One example of the reciprocal love the local community has for Yusuf comes from when he suffered a heart attack in 1978. While finishing a lesson with Kim Proctor, Yusuf began to feel a little strange, but he kept playing. Yusuf dressed after the lesson and left the club, then returned immediately, knowing something was wrong. The ambulance was called, and Yusuf was taken to the hospital, where he stayed for about four days. (Proctor tells the story a bit different: He says he had never been able to beat Khan, and one day the two were playing when suddenly Yusuf “gets pale… I'm sensing a real opportunity here!” Proctor says, a hint of sarcasm in his voice. While Khan lay on the floor of the court, Proctor asked him, “Yusuf, do you concede?” A pause. “As soon as you concede, I will go get the doctor.” “I concede,” said Yusuf. It should be noted that as Proctor tells this story, at a retirement party for Yusuf, Khan is hysterically laughing.
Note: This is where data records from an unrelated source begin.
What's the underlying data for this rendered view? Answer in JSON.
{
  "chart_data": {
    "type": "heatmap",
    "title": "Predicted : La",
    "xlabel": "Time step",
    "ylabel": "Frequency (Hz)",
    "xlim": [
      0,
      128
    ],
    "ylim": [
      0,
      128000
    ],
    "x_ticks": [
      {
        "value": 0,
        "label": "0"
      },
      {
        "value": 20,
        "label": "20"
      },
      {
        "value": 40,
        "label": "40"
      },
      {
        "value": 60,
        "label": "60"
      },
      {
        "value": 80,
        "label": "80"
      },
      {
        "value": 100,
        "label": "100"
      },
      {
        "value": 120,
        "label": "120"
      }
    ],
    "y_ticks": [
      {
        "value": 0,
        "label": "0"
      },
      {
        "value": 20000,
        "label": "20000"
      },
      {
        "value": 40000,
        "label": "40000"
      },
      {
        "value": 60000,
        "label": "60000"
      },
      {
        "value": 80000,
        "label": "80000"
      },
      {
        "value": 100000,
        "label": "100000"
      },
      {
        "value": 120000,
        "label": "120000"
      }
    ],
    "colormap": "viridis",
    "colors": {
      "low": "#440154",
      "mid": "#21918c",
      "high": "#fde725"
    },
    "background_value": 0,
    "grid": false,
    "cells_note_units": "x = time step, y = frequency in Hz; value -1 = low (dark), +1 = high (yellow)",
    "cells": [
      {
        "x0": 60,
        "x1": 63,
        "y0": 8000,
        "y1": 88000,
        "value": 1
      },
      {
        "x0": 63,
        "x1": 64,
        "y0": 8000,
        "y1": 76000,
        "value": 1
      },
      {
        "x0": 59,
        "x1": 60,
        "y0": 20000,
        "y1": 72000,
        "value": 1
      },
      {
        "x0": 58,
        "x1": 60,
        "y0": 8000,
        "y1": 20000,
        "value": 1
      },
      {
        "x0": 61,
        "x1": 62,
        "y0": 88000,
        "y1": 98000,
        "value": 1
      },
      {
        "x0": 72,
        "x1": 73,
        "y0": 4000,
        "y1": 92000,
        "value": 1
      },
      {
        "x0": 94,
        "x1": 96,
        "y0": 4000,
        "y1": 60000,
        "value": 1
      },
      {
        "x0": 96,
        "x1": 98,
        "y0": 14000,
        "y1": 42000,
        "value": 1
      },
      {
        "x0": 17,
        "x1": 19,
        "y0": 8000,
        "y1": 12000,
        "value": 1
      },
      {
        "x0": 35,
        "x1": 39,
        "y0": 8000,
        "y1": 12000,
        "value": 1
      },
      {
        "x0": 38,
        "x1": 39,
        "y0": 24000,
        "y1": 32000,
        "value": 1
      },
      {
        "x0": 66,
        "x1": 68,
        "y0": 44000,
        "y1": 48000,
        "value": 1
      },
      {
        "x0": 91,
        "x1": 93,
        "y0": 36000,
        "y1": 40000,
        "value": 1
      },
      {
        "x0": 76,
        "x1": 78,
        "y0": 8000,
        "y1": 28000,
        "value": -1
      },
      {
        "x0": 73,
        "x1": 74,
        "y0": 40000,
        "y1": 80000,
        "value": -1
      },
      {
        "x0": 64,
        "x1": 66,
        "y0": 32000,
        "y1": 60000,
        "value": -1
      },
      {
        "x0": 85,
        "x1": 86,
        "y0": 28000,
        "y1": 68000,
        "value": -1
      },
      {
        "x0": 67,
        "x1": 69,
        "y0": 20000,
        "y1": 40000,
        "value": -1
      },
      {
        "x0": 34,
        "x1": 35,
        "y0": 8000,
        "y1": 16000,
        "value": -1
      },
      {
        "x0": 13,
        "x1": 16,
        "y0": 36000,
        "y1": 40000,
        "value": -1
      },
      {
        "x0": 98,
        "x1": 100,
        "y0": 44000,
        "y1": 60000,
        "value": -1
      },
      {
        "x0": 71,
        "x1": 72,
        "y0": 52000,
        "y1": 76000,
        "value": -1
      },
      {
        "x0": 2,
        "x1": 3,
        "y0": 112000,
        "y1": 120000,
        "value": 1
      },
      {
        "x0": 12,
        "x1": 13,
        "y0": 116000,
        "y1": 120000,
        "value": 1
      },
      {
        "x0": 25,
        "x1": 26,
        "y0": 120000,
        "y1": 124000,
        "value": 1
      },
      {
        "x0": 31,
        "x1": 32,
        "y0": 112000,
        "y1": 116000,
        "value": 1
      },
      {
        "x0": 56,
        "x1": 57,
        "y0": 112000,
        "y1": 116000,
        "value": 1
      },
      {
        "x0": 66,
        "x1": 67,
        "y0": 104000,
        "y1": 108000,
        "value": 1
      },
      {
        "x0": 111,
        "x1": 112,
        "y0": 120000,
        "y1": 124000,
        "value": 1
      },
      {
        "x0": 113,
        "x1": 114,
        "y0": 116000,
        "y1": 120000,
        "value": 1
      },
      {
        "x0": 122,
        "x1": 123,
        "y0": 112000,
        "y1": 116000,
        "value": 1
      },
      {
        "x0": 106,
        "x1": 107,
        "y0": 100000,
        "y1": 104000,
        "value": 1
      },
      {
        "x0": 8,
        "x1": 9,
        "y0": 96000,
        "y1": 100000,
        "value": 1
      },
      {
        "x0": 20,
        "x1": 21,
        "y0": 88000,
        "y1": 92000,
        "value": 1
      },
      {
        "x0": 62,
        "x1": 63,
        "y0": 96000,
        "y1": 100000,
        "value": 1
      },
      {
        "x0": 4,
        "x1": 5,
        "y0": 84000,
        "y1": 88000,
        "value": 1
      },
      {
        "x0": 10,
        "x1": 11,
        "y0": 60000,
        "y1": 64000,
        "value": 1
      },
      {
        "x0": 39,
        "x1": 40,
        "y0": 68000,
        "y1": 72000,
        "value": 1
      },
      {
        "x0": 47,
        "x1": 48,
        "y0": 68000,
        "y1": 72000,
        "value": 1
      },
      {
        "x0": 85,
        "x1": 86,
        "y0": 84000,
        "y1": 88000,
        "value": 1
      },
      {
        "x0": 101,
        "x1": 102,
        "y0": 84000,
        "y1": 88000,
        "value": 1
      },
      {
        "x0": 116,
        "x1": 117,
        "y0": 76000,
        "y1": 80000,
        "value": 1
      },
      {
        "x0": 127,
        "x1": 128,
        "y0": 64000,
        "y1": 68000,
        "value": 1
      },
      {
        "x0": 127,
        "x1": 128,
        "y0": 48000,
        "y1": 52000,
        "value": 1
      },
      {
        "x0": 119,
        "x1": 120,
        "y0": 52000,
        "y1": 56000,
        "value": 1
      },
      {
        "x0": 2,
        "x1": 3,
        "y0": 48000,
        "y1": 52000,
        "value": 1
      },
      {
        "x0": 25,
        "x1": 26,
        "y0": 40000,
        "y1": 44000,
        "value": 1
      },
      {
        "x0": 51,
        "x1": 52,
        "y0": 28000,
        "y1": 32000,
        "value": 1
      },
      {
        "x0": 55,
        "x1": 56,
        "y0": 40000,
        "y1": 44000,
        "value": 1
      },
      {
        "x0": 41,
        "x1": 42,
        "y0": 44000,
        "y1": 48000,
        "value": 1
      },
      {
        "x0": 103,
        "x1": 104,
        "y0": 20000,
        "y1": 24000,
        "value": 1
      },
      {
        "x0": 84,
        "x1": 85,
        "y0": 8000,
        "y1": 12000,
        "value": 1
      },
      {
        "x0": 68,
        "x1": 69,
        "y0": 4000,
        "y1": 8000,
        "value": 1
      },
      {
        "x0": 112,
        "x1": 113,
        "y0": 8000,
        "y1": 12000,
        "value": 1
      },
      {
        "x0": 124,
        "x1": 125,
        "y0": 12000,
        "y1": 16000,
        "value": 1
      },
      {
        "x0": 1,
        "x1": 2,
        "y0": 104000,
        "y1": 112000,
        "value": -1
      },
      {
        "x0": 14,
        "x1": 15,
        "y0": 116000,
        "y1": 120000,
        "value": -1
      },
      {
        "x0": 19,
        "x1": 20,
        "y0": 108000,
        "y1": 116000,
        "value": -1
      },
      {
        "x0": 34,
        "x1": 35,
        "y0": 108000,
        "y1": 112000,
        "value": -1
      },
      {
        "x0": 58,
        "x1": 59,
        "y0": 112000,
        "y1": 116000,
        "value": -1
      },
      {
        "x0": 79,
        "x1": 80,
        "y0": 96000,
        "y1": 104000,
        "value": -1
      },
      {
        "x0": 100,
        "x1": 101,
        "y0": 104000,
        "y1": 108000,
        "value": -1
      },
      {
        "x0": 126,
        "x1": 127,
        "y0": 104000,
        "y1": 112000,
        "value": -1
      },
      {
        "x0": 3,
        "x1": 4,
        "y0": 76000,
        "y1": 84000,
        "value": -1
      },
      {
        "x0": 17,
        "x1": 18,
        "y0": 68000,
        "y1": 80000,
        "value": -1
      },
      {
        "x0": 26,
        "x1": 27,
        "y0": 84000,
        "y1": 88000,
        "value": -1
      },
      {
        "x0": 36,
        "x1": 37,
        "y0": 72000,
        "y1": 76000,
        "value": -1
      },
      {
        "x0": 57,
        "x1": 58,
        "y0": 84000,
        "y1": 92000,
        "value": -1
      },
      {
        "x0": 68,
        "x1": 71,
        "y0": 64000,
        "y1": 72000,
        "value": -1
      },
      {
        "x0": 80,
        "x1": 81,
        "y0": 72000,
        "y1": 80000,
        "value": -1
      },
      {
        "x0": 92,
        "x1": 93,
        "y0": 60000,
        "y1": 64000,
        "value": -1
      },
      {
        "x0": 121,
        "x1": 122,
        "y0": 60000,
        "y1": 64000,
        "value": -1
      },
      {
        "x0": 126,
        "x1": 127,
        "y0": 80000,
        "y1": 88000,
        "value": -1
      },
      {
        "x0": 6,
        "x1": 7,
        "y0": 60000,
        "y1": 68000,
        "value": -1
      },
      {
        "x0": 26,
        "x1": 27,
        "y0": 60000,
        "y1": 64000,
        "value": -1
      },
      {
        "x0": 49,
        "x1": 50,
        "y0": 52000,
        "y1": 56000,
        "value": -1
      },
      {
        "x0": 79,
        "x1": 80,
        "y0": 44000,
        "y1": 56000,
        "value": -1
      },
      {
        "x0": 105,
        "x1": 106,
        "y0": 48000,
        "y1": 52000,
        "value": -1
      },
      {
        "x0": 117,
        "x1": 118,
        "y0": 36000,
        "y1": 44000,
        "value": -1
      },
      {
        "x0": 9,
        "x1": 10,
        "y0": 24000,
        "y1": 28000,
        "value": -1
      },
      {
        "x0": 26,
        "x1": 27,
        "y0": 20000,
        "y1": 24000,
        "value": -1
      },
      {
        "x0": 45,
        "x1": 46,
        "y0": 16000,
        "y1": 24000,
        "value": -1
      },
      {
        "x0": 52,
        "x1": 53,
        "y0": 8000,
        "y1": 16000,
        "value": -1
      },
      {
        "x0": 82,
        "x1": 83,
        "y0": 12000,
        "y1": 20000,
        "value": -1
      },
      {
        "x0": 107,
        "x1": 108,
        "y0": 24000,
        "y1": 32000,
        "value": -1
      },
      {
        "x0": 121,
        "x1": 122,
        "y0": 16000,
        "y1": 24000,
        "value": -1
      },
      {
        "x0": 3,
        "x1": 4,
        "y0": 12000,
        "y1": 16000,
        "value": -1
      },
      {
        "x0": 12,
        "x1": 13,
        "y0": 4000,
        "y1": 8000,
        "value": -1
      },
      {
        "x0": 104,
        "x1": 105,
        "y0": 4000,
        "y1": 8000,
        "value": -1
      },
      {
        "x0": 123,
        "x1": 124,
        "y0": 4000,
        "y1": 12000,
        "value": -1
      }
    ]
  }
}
Which version can be true?)
Yusuf and his family did not have health insurance at the time. But emotional and monetary support poured in from local squash players who had heard of his illness. “One day a nurse came to me,” says Yusuf of the hospital stay, “and she say, 'Who are you?' And I say, 'What do you mean who are you? I am Yusuf.' And she say, 'We know your name. But are you from some country, the Prime Minister or something?' I say, 'No, why?' She say, 'Every doctor come here first and then they go to work. They look, they see how you're doing.' And I say, 'I teaching squash [to] everybody.' 'Ohhhh. Oh, that is reason they are coming,'” said the nurse. To this day, Yusuf has not had to pay some of the medical bills incurred during the hospital stay, as the doctors, many of them squash players, did not bill him.
Following the incident, Yusuf was itching to get back on the courts. He asked his doctor if it would be okay for him to start teaching squash again, within a week of the heart attack. His doctor told him no—he should rest. “I say, 'I don't have to run,'” Yusuf says of that conversation. “Why?” the doctor asked. “Before they hit the ball, I know where the ball is going. Don't worry!” Yusuf replied.
Over the last 30 years, Khan has learned where just about every shot from every player will go before they hit it. He knows names, faces, skill levels, styles of play—even intimate secrets of his students. Khan says he plans to be around in the squash scene for at least 10 more years in one form or another, despite his official retirement. No matter the role he takes on, now that his kin have taken over at the Seattle Athletic Club, Yusuf Khan has left an indelible mark on the Seattle squash community. He's changed the face of the sport in the city, growing the squash programs to an internationally acclaimed level and passing on that legacy to his children, who will take the next step forward.
Where Did This Guy Come From?
In 1956, the Indian Army sent Yusuf Khan (photo left) to England for the first time to compete in three tournaments: The Dunlop Open, British Open, and Scotland Open. For the Dunlop, the organizers of the event seeded Yusuf third, far ahead of the expectations of the Pakistani players. “All Pakistan surprised,” he recalls. “'Where did this guy come from?' Usually there was 1, 2, 3, 4, 5—all of Pakistan. And then I break them out” by becoming the No. 3 seed. This was Yusuf's first tournament. There, he lost to Hashim Khan, a good family friend with the shared last name, in the semis. He went on to lose two more times that year to Hashim in the semis, but he had caused a stir to the normal Pakistani-driven top seeds and the followers of squash in that area of the world. “You know here we looking at stock market [in the newspapers]? In Pakistan, every morning people looking through squash page,” says Khan.